# Threshold Sensitivity Analysis

This notebook analyzes the effect of the reasoning threshold on the model's performance.
It reads from `metrics_summary.jsonl`.

In [None]:
import json
import os
import pandas as pd
import matplotlib.pyplot as plt
import seaborn as sns
from pathlib import Path

# Set plot style
sns.set_theme(style="whitegrid")

# Constants
PROJECT_ROOT = Path("../").resolve()
METRICS_FILE = PROJECT_ROOT / "metrics_summary.jsonl"

MODEL_NAME = "Qwen_Qwen3-4B-Thinking-2507"  # Updated model name
CATEGORY = "gsm8k"  # Updated benchmark name

In [None]:
def load_metrics(file_path):
    if not file_path.exists():
        print(f"Warning: {file_path} not found.")
        return []
    data = []
    with open(file_path, "r", encoding="utf-8") as f:
        for line in f:
            if line.strip():
                data.append(json.loads(line))
    return data

all_metrics = load_metrics(METRICS_FILE)
print(f"Total records loaded: {len(all_metrics)}")

In [None]:
# Filter data for specific model and category
model_metrics = [
    r for r in all_metrics 
    if r.get("model") == MODEL_NAME 
    and r.get("benchmark") == CATEGORY
    and r.get("sub_category") is None  # Only main benchmark data
]

# Identify baseline (rollout)
baseline_entry = next(
    (r for r in model_metrics if r.get("method") == "rollout"), 
    None
)

if baseline_entry:
    print(f"Baseline (Rollout) found: Acc={baseline_entry.get('accuracy', 0):.2f}%, AvgTokens={baseline_entry.get('avg_token_length', 0):.1f}")
else:
    print("Warning: Baseline (Rollout) not found.")

plot_data = []

for r in model_metrics:
    if r.get("method") == "thinkbrake":
        try:
            t_val = float(r.get("threshold"))
            
            # Calculate Token Reduction
            token_reduction = None
            if baseline_entry:
                base_tokens = baseline_entry.get("avg_token_length", 0)
                curr_tokens = r.get("avg_token_length", 0)
                if base_tokens > 0:
                    token_reduction = (base_tokens - curr_tokens) / base_tokens * 100
            
            entry = {
                "threshold": t_val,
                "accuracy": r.get("accuracy", 0),
                "majority_accuracy": r.get("majority_accuracy"),
                "avg_token_length": r.get("avg_token_length", 0),
                "token_reduction": token_reduction,
                "type": "ThinkBrake"
            }
            
            # Add pass@k if available
            if "pass@k" in r and isinstance(r["pass@k"], dict):
                for k, v in r["pass@k"].items():
                    entry[f"pass@{k}"] = v
            
            plot_data.append(entry)
        except (ValueError, TypeError):
            continue

df = pd.DataFrame(plot_data)
if not df.empty:
    df = df.sort_values("threshold")
    print(df.head())
else:
    print("No ThinkBrake data available for plotting.")

In [None]:
if not df.empty:
    fig, ax1 = plt.subplots(figsize=(10, 6))

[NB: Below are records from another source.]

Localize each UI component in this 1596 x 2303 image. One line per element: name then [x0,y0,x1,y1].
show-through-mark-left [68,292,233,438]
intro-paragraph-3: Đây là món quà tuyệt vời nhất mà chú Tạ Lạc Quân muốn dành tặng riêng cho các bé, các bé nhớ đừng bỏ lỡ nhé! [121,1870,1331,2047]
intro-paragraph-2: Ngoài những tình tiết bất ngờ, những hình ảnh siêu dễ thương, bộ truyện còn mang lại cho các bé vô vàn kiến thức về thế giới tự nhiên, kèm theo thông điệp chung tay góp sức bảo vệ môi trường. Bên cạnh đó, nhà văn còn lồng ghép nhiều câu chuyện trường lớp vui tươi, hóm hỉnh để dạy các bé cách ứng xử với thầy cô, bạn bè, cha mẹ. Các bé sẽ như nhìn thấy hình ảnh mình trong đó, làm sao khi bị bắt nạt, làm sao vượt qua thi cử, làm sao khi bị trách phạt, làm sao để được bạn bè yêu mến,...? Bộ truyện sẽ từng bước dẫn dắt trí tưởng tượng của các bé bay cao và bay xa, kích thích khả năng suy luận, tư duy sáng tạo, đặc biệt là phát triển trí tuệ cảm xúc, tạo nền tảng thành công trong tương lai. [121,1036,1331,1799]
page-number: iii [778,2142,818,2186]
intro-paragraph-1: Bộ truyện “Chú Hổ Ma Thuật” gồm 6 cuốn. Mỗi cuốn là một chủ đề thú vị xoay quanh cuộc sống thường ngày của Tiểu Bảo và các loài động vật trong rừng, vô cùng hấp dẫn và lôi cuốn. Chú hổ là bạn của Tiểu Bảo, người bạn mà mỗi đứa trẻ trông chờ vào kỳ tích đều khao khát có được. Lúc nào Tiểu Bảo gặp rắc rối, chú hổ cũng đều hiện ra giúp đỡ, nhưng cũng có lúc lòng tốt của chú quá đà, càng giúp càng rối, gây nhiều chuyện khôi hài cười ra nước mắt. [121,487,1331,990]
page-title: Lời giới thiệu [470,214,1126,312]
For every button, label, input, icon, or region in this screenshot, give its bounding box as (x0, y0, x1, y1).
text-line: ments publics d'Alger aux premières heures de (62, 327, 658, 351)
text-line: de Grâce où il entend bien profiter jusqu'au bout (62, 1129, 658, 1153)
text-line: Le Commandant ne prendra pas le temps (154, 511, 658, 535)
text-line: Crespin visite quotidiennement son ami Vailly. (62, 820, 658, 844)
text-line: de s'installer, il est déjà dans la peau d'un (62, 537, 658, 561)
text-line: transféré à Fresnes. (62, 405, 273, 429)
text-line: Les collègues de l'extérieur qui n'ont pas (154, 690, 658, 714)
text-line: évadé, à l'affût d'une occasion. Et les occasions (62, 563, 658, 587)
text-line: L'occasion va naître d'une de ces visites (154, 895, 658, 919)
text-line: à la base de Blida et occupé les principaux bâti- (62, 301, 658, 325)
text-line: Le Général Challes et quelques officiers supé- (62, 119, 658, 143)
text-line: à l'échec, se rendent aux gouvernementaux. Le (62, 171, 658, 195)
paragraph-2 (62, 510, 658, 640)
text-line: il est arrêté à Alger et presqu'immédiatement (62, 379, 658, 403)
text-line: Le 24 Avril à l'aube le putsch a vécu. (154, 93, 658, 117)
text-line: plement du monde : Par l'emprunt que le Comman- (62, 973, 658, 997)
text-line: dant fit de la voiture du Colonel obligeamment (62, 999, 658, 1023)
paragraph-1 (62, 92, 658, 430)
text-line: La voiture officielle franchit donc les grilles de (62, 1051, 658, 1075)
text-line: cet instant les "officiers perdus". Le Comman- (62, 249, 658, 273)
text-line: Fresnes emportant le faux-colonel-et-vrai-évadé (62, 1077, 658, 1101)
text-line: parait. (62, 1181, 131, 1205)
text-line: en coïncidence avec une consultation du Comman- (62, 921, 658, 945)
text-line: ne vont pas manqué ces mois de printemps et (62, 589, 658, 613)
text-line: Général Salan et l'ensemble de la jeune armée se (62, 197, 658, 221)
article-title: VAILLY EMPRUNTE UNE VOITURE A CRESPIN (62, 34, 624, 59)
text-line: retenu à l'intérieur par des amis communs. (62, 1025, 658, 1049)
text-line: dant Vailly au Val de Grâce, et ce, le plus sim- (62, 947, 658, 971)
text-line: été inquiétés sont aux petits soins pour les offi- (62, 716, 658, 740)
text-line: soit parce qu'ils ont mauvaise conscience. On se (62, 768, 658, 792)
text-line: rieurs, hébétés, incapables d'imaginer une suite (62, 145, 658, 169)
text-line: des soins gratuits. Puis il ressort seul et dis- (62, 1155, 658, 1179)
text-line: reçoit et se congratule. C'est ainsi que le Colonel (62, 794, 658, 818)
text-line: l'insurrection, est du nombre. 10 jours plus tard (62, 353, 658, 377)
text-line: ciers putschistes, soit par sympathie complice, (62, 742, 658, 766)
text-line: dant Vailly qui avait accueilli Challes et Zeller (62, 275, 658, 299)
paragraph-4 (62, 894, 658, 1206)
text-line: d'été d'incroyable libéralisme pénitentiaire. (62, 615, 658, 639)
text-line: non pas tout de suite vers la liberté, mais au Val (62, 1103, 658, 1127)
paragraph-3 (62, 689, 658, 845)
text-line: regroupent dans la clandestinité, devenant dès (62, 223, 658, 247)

    # Plot Accuracy on primary y-axis
    color = 'tab:blue'
    ax1.set_xlabel('Threshold')
    ax1.set_ylabel('Accuracy (%)', color=color)
    line1 = ax1.plot(df['threshold'], df['accuracy'], marker='o', color=color, label='Accuracy')
    ax1.tick_params(axis='y', labelcolor=color)
    ax1.grid(True)
    
    # Plot Baseline Accuracy if available
    if baseline_entry:
        base_acc = baseline_entry.get("accuracy", 0)
        line_base = ax1.axhline(y=base_acc, color='gray', linestyle='--', label='Rollout Baseline')

    # Create secondary y-axis for Token Reduction
    if "token_reduction" in df.columns and df["token_reduction"].notna().any():
        ax2 = ax1.twinx()
        color = 'tab:red'
        ax2.set_ylabel('Token Reduction (%)', color=color)
        line2 = ax2.plot(df['threshold'], df['token_reduction'], marker='s', color=color, linestyle='-.', label='Token Reduction')
        ax2.tick_params(axis='y', labelcolor=color)
        ax2.grid(False)
    
    plt.title(f'Threshold Sensitivity: {MODEL_NAME} on {CATEGORY}')
    
    # Combine legends
    lines = line1
    if "line2" in locals():
        lines += line2
    if "line_base" in locals():
        lines.append(line_base)
        
    labels = [l.get_label() for l in lines]
    ax1.legend(lines, labels, loc='best')
    
    plt.show()